General Terms and Conditions

  1. Hakort International B.V. (hereinafter: Hakort) is an international debt-collecting agency, with its registered office in Nieuwegein, the Netherlands, listed at the Chamber of Commerce in Utrecht, the Netherlands under file reference number 69067856. These general terms and conditions apply to all instructions to Hakort, as well as to all work carried out by or on behalf of Hakort.
  2. Instructions are solely accepted and executed by Hakort. The execution of the instruction shall be done exclusively for the benefit of the party instructing, third parties cannot derive any rights from the contents of the work and/or advice provided. The applicability of sections 7:404 and 7:407, paragraph 2 of the Dutch Civil Code is excluded, also if the instruction has been given to one or more specific person(s). Instructions lead to obligations to perform to the best of one’s abilities, not to obligations to produce a certain result, and do not involve a strict deadline, unless it has been agreed upon otherwise explicitly in writing. The party instructing guarantees the correctness and completeness of the instructions and information provided by it.
  3. Liability of Hakort and the employees that it employs is accepted only insofar as the consequences thereof are covered by its professional liability insurance. Hakort has taken out liability insurance for an insured amount of € 500,000,-. This amount can be increased following a request of the party instructing. Each claim is limited to the amount paid within the framework of this insurance in the relevant case, increased by the excess amount. If and insofar for whatever reason no payment is made by virtue of the aforementioned insurance, and Hakort or one of its employees still has to pay for the damage, all liability is limited to the amount of the fees charged by Hakort for the case in question with a maximum of € 10,000.-.
  4. Hakort has the right to engage third parties that are based in or outside the Netherlands for the execution of the instruction. The company cannot be held liable for any failure to perform whatsoever on the part of these third parties and shall have the right to accept liability insurance from any third party it engages also on behalf of the party instructing, without prior consultation of the latter party. In the event that the client wishes to have a say in the engagement of third parties, the client should notify Hakort of this in writing prior to the instruction.
  5. The party instructing shall indemnify Hakort for all compensation due because of any claim from a third party, inclusive of costs of legal support, that are related in any way to the work carried out for the party instructing.
  6. Hakort charges a debt collection fee for extrajudicial debt collection activities: a percentage of the claim submitted to Hakort, to be agreed with the client. Unless the debt collection instruction is withdrawn by client, the debt collection fee will be calculated on the basis of ‘no cure, no pay’. The fee will therefore only be payable on the actual amount collected by or on behalf of Hakort, plus the amount received by the client and/or end customer from the debtor outside the involvement of Hakort, plus any discounts, compensations, returns etc., which (also) concern the claim submitted. Any costs for extracts, credit reports and such will be charged separately to the client. For other (legal) work activities, such as conducting court proceedings, will always be arranged in advance where the remuneration is concerned. All amounts are excluding VAT.
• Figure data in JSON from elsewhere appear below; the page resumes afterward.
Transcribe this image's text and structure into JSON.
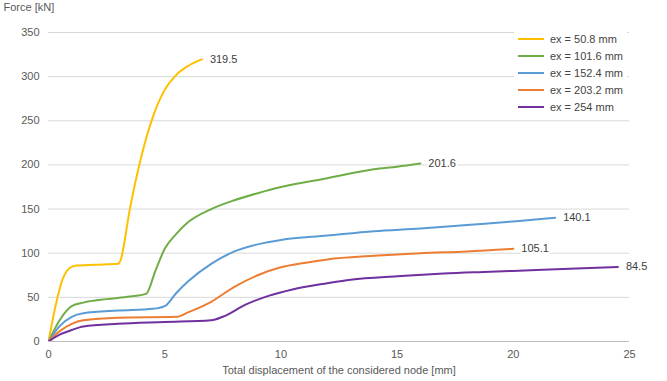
{
  "chart_data": {
    "type": "line",
    "x_label": "Total displacement of the considered node [mm]",
    "y_label": "Force [kN]",
    "xlim": [
      0,
      25
    ],
    "xticks": [
      0,
      5,
      10,
      15,
      20,
      25
    ],
    "ylim": [
      0,
      350
    ],
    "yticks": [
      0,
      50,
      100,
      150,
      200,
      250,
      300,
      350
    ],
    "grid": true,
    "legend": "top-right",
    "series": [
      {
        "name": "ex = 50.8 mm",
        "color": "#FFC000",
        "x": [
          0,
          0.3,
          0.6,
          0.9,
          1.2,
          2,
          3,
          3.1,
          3.5,
          4,
          4.5,
          5,
          5.5,
          6,
          6.6
        ],
        "values": [
          0,
          40,
          70,
          83,
          86,
          87,
          88,
          92,
          150,
          210,
          255,
          285,
          302,
          312,
          319.5
        ]
      },
      {
        "name": "ex = 101.6 mm",
        "color": "#70AD47",
        "x": [
          0,
          0.5,
          1,
          1.5,
          2.5,
          3.5,
          4.2,
          4.6,
          5,
          5.5,
          6,
          7,
          8,
          9,
          10,
          12,
          14,
          15,
          16
        ],
        "values": [
          0,
          25,
          40,
          44,
          48,
          51,
          54,
          80,
          105,
          122,
          135,
          150,
          160,
          168,
          175,
          185,
          195,
          198,
          201.6
        ]
      },
      {
        "name": "ex = 152.4 mm",
        "color": "#5B9BD5",
        "x": [
          0,
          0.5,
          1,
          1.5,
          3,
          4.5,
          5,
          5.5,
          6,
          7,
          8,
          9,
          10,
          12,
          14,
          16,
          18,
          20,
          21.8
        ],
        "values": [
          0,
          18,
          28,
          32,
          35,
          37,
          40,
          55,
          68,
          88,
          102,
          110,
          115,
          120,
          125,
          128,
          132,
          136,
          140.1
        ]
      },
      {
        "name": "ex = 203.2 mm",
        "color": "#ED7D31",
        "x": [
          0,
          0.5,
          1,
          1.5,
          3,
          5.5,
          6,
          7,
          8,
          9,
          10,
          11,
          12,
          14,
          16,
          18,
          20
        ],
        "values": [
          0,
          12,
          20,
          24,
          27,
          28,
          33,
          45,
          62,
          75,
          84,
          89,
          93,
          97,
          100,
          102,
          105.1
        ]
      },
      {
        "name": "ex = 254 mm",
        "color": "#7030A0",
        "x": [
          0,
          0.5,
          1,
          1.5,
          3,
          5,
          7,
          7.5,
          8.5,
          9.5,
          10.5,
          12,
          13,
          15,
          17,
          19,
          21,
          24.5
        ],
        "values": [
          0,
          8,
          13,
          17,
          20,
          22,
          24,
          28,
          42,
          52,
          59,
          66,
          70,
          74,
          77,
          79,
          81,
          84.5
        ]
      }
    ],
    "annotations": [
      {
        "x": 6.6,
        "y": 319.5,
        "text": "319.5"
      },
      {
        "x": 16,
        "y": 201.6,
        "text": "201.6"
      },
      {
        "x": 21.8,
        "y": 140.1,
        "text": "140.1"
      },
      {
        "x": 20,
        "y": 105.1,
        "text": "105.1"
      },
      {
        "x": 24.5,
        "y": 84.5,
        "text": "84.5"
      }
    ]
  }
}
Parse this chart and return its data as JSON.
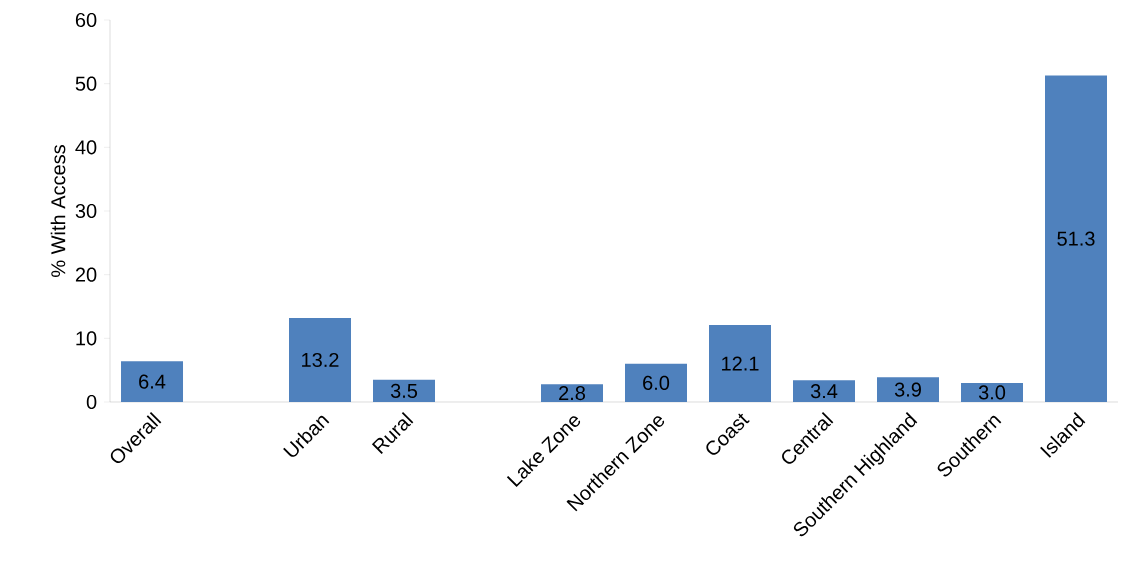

  7. Invoices of Hakort are due and payable 14 days after the invoice date. In the event of failure to pay within this term, the party instructing is in default without a notice of default being required. Any invocation of a suspension or a setting off is not allowed. If an invoice is not paid within the payment term, collection costs and a monthly interest of 1% of the amount of the invoice shall be due. If payment is not made within the payment term, Hakort reserves the right to suspend all activities for the relevant instructing party, subject to prior notice. Hakort can´t be held liable for any damage caused as a result of these activities being suspended. Hakort has unlimited authority to set off its invoices against money due to the client.
  8. The legal relationship between Hakort and the instructing party and/or other parties using its services is governed by Dutch law. Disputes shall be resolved exclusively by the competent Dutch court in Amsterdam.
  9. All rights of action and other entitlements of whatever nature the party instructing can rely upon against Hakort shall lapse in any case within one year of the moment the instructing party became aware or could reasonably have been aware of the existence of these rights and entitlements.
  10. The provisions stated in these general terms and conditions have not solely been stipulated for the benefit of Hakort, but also for the benefit of all other staff it employs and/or any anyone else carrying out activities for Hakort, or who have done so in the past.
  11. Upon completion of the instruction, the party instructing shall be provided with original documentation, if so requested. Dossiers are filed for a maximum period of seven years, after which they are destroyed and disposed of.